The amount of rays, per pixel, the renderer will trace to perform shading computations. These computations include BRDF sampling, light sampling, subsurface sampling, transparency and any other shading element requested by the Materials. 3Delight uses an adaptive algorithm to automatically select the right shading component to sample, on a per-ray basis.  This is the only samples settings necessary for hard 3Delight; there are no per-material, per-light or per-BRDF settings.

Pixel Samples

Specifies how many sub-samples each pixel will be subdivided. A draft quality setting for this parameter is 16; a high quality setting could be 64. Higher values might be needed when rendering large motion blur or depth of field. The default value is 9. In 3Delight, screen sampling and surface shading are independent. In other renderers, increasing the amount of "AA" samples will also increase the amount of shading samples, not so in 3Delight. This allows for a more straightforward control over rendering quality.

Note that pixel samples also control the quality of such effects as motion blur and depth of field.

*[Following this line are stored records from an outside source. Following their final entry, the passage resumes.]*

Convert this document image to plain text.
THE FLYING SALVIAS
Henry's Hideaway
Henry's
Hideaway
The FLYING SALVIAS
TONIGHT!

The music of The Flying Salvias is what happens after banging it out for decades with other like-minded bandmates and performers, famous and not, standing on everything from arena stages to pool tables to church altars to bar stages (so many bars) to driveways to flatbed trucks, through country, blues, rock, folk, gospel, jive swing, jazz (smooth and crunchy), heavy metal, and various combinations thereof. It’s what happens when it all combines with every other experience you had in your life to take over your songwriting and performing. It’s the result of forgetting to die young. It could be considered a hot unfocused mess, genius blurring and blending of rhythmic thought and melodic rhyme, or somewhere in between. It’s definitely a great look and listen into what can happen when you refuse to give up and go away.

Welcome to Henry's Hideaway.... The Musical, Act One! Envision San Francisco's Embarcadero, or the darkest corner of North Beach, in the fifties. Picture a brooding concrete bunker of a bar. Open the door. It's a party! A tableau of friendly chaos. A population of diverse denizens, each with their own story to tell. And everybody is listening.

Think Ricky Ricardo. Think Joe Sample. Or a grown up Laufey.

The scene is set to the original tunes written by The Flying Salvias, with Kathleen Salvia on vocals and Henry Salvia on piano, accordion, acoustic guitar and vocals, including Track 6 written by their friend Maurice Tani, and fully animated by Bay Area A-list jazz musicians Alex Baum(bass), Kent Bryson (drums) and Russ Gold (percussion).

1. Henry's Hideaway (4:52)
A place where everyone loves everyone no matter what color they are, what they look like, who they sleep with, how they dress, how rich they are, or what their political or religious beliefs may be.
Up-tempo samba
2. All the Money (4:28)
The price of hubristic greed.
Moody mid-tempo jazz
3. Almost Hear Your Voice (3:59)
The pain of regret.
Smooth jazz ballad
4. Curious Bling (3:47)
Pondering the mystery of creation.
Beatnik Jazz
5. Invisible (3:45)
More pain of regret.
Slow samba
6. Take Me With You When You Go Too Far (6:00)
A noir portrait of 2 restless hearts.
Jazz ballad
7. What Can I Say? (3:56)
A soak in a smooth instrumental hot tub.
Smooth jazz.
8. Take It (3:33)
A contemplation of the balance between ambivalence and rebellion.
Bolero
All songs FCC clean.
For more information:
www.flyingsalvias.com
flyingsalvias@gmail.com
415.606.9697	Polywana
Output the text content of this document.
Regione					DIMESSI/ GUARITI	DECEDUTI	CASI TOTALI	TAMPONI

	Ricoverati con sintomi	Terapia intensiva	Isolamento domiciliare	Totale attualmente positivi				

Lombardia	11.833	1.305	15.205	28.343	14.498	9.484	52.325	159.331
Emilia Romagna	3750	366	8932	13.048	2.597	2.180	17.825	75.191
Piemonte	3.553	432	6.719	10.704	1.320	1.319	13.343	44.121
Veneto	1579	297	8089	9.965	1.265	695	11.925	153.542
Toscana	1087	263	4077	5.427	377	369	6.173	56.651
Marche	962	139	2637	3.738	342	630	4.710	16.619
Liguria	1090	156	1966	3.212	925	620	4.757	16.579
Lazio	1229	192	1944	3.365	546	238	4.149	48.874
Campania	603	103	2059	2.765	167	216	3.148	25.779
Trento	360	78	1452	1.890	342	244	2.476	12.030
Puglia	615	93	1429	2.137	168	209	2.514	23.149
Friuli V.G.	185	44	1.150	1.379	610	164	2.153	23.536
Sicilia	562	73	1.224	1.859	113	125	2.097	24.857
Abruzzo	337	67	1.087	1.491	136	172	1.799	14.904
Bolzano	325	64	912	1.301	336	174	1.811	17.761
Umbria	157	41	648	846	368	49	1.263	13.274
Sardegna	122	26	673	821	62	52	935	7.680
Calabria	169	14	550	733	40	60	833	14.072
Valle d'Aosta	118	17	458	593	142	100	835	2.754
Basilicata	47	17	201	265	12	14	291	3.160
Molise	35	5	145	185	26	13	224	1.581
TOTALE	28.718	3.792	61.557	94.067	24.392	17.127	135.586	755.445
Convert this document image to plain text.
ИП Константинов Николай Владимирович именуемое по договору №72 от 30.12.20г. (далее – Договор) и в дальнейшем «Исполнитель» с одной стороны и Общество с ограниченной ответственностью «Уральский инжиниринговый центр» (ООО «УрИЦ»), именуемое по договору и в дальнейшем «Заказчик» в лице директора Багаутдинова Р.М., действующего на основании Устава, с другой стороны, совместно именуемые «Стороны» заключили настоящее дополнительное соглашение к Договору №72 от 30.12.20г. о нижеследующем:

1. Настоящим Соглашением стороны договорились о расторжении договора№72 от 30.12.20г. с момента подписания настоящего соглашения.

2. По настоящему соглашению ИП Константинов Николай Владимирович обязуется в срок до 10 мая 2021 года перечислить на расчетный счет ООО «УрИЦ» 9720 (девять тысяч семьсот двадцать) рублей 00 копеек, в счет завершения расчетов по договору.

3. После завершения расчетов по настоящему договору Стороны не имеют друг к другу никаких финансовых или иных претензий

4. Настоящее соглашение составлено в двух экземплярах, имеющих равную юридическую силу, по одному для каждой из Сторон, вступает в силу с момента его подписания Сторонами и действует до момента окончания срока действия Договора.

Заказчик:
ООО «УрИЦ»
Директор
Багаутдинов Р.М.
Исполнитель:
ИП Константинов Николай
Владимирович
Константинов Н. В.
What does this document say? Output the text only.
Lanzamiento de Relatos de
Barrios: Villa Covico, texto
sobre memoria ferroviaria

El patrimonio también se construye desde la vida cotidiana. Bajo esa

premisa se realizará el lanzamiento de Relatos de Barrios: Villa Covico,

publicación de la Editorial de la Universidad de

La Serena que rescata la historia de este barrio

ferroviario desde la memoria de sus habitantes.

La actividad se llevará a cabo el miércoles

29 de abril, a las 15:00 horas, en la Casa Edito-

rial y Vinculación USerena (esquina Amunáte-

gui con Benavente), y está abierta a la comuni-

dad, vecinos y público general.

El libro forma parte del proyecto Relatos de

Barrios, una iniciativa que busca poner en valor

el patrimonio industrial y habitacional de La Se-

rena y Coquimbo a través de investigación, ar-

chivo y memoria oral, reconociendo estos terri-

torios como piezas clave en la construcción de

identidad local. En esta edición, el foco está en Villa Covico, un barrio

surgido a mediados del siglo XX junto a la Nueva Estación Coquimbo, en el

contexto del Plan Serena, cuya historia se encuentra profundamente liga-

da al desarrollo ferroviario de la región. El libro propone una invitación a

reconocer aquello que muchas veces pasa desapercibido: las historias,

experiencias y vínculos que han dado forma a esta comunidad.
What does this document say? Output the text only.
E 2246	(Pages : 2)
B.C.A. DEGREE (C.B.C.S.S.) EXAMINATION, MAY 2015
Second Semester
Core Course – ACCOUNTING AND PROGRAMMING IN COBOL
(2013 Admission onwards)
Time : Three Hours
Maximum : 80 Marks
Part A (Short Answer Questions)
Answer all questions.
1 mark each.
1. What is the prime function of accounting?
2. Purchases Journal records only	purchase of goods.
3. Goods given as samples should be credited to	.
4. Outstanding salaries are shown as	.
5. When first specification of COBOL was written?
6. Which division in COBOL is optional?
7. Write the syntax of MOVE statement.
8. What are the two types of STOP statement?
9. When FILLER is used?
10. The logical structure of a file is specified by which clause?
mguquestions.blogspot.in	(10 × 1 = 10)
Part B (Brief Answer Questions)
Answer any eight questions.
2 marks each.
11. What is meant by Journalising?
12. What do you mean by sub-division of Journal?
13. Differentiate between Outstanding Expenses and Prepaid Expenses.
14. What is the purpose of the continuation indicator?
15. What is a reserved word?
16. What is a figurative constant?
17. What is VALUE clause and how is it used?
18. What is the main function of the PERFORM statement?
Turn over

The images below illustrate the the effect of pixel samples on a moving object.

Volume Samples

Controls the quality of volume rendering. This is the only quality control as there is no per-light or per-object quality parameters in 3Delight.


Pixel Filter
Filter Width

These two parameters select the shape and the size of the screen filter. The available filter shape are : gaussian, mitchell, catmull-rom, sinc, box and triangle.  We recommend to use the gaussian pixel filter with a filter width of 2 as this will produce optimal quality. 

Note: A larger filter width implies a slightly slower filtering process. And enlarging some filters beyond 2, such as the ‘gaussian’ or ‘box’, will blur the result and not increase the quality. On the other hand, some filters do not work well with small width values. This is the case for mitchellcatmull-rom and sinc filters for which it is suggested to specify a width of 4 or more. 

The mitchellcatmull-rom and sinc filter are legacy filters that were suitable in scanline renderers (such as REYES algorithms) in which sharpening was used to compensate for blur introduced by the lack of shading samples per pixel. In a path-tracer, every camera ray contributes to shading and renders are crisp by default. Using these sharpening filters in a context of a path-tracer is thus counter productive. Note that these filters need to have filter widths 4 or more in order to work as designed.

The box and triangle filtler are provided for completeness and are not recommended either.

Quality - Maximum Ray Trace Depths

Max Diffuse Depth

Sets the maximum bounce depth a diffuse ray can have. Diffuse bounces are counted each time a ray hits a diffuse surface.

Max Reflection Depth

Sets the maximum bounces a reflected ray can reach. Reflection occurs when a ray bounces in the same hemisphere as the surface normal. Reflection rays include both mirror reflection and soft reflections due to rough surfaces. Setting this value to 0 will disable reflections.

Max Refraction Depth

Sets the maximum bounces a refracted ray can reach. Refraction occurs when a ray bounces in the opposite hemisphere of the surface normal. Refraction rays include hard refraction and soft refracton due to rough surfaces.

Max Hair Depth

Sets the maximum bounce depth a hair ray ray can have. Hair bounces are counted each time a ray hits another hair (that is a surface with a Hair and Fur material applied). Note that hair are akin to volumetric primitives and might need elevated ray depth to properly capture the illumination. 

Max Distance

This sets the maximum distance a ray can travel in the scene. If no objects are hit within that distance the ray will only return illumination from light sources (including environment).